Farnell plays everything from jazz to hip-hop to funk to Latin jazz and he plays them all with aplomb and determination. He is a splendid performer and an educator. His educator status is not limited to his role as instructor in jazz at Portland State University but he educates as he plays. There is always something to be learned from Farnell, if one has the ears to hear.
“Class is Now in Session” is the title track which opens with a muted trumpet and the repeating chant of the title from Farnell himself. It is a :58 announcement that the listener is about to learn something wonderful.
“Bump” follows after with nice guitar work from AG Donnaloia. The song is supported with an on-going neo-Soul, almost Urban, rhythm section. Farnell keeps the muted trumpet understated and intriguing.

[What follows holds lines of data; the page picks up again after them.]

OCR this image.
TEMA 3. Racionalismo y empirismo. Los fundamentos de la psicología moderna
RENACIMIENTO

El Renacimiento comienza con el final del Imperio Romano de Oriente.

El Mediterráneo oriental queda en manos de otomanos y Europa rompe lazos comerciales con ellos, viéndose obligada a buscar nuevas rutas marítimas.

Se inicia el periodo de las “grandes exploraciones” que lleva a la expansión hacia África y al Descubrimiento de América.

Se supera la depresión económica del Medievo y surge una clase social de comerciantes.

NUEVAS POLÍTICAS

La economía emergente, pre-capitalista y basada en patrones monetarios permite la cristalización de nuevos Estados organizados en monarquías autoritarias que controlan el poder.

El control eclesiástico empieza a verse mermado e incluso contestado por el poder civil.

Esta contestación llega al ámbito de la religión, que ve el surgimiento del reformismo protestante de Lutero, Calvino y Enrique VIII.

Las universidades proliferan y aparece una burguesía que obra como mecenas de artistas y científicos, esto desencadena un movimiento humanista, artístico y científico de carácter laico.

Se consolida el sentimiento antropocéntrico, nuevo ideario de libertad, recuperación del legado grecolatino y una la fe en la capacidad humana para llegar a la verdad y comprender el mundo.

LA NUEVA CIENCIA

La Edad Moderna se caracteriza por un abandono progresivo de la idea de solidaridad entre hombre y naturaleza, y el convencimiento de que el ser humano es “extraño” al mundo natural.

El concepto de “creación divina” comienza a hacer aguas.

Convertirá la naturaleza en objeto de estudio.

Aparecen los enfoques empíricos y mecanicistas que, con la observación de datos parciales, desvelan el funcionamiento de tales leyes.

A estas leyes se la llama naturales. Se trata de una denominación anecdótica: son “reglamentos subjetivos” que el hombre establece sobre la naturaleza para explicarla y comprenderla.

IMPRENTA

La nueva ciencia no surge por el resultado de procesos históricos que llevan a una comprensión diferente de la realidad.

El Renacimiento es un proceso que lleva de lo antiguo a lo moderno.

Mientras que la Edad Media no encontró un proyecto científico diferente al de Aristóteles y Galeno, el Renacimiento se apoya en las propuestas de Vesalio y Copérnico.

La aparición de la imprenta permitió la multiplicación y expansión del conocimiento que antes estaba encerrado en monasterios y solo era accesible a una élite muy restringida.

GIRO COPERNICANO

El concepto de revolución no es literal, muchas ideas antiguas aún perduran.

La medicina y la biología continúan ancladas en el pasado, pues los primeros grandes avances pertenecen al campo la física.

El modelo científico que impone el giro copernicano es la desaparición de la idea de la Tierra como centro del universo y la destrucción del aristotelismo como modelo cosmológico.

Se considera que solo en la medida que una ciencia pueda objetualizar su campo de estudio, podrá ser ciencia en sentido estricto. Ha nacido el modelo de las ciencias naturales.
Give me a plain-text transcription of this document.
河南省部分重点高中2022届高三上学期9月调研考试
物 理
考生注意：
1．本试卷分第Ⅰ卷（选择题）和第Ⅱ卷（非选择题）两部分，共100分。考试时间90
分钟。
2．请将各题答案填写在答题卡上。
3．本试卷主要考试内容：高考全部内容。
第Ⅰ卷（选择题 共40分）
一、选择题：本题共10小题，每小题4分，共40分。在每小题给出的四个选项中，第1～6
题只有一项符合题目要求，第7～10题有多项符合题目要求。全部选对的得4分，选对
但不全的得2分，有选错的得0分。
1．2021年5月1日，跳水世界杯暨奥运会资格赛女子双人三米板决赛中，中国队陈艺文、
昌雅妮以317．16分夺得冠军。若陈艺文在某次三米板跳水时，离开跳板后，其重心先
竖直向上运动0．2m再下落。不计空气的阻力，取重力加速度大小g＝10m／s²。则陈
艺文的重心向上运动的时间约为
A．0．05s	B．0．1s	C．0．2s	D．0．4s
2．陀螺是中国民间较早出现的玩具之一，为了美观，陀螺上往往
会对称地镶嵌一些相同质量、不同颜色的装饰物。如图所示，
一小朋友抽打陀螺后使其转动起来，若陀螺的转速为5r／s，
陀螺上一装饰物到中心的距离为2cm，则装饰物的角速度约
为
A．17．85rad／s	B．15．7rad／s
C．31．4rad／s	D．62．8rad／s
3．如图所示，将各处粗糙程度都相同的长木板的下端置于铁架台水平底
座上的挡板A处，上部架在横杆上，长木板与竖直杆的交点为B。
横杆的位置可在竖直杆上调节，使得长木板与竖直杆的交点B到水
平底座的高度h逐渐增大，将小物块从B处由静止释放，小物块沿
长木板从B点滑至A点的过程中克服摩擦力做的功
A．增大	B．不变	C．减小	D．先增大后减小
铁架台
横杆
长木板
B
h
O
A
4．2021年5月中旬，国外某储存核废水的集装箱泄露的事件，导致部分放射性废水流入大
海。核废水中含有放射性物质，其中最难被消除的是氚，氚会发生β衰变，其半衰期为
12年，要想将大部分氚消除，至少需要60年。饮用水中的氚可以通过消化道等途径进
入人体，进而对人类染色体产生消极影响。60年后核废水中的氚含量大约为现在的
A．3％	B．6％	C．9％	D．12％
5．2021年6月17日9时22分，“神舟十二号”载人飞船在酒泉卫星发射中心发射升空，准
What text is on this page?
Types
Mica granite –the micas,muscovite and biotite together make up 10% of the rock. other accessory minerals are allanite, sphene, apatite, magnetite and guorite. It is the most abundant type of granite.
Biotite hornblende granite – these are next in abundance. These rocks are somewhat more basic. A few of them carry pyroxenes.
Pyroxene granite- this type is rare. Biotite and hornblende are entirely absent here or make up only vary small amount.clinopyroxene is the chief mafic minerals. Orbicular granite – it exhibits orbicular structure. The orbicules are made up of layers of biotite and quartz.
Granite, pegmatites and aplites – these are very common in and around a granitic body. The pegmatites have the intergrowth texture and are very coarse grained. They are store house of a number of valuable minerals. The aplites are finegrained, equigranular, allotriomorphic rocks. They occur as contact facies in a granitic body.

“Daddy’s Little Girls” is dedicated to his three angels Jade, Jewyl and Jazmyn and the song is introduced by the three of them saying in unison “We love you, Daddy.” Farnell turns in some of his sweetest trumpet work ever on this track. The horn overdubbing is brilliantly produced by Steveland Swatkins. It is emotional without being maudlin.
“Woke up with a smile on my face today
Shaken by the words you whispered to me the other day
And you wondered if I feel it too and I’m here to tell you that I do
Woke up with the thought of you on my mind
Schools and teams and flocks of things follow you wherever you go
And I wonder if you see me too the way that I see you
Sometimes I’m a little slow to see
Which things are good and which are bad for me
And sometimes I’m a little slow to see
Which fruit is good and which is bad to eat
But now that you’re here
I know which way to steer
Now that you’re here
Everything is clear”
Jarrod’s intonations are sterling and Farnell’s additions at the end of each stanza are stunning. This is the song that makes the listener hit the replay button over and over. Farnell is at his best here.
“Recess” features Greg Goebel on piano, Chris Brown on drums and Eric Gruber on bass and they all light it up. Greg Goebel sounds like Brubeck’s best work and Chris and Eric are the perfect rhythm section for him. Like any child will tell, “Recess” is just too short.
Those three stay on for the next two tracks beginning with “A Child Not Yet Born.” It is a Farnell composition and its beauty and elegance are captivating. The performances by all the musicians are flawless. This sounds like a piece that could have been composed by Miles himself.
This is proven again on “Groove Easy” composed by Wendell Logan. Goebel, Brown and Gruber are with Farnell again and they do, in fact, groove easy. Chris Brown, of course, is the son of legendary jazz and R and B drummer Mel Brown but Chris has earned the right to stand on his own legend and merit.
Greg Goebel is one of the young Portland stars recruited by Gino Vanelli for touring and recording. His straight up jazz work is impressive.
Eric Gruber is another one of Portland’s great jazz players. He has been performing with George Colligan’s Quartet and he never fails to impress.
“Love Games” features the Soul vocals of Michael Whitmore. Farnell’s muted trumpet is again a delight to hear fronting the handclap and tap-pad rhythm.
Alex Milsted on alto sax squares off with Farnell on “Funky Horns.” The trades and the unison playing are a fun ride. One almost catches a feel of Average White Band at work here. There is a hard snare groove anchoring the piece as the horns explore the terrain. This was the second piece deserving of repeated replays.
“Baby Names” features Toni Hill on vocals and she is, once again, the perfect voice for the song. She sings through a litany of “baby names” and she is convincing. A funky guitar and organ interlude and backdrop are cool for Farnell’s fronting trumpet.
The album closes down with “The Bluest Eyes Revisited.” “The Bluest Eyes” was a great track from Farnell’s previous release entitled “Sense of Direction” and I loved it. The songs starts off like it is truly a reprise of the original track but at the 0:35 mark, there is the sound of a tone arm being dragged across a vinyl record and the song begins anew. The difference is like listening to Miles Davis’ 1953 “Miles Ahead” then being immediately jolted by Miles’ 1989 “Amandla.” The contrast is that sharp but no less satisfying.
The whole album is just that satisfying. I have not heard Farnell on a recording or in a live performance when he did not give it everything. His dedication to the music and the audience is incredible.
“Class is Now in Session” is indeed an education in performance at the highest levels with musicians who can only add and never subtract.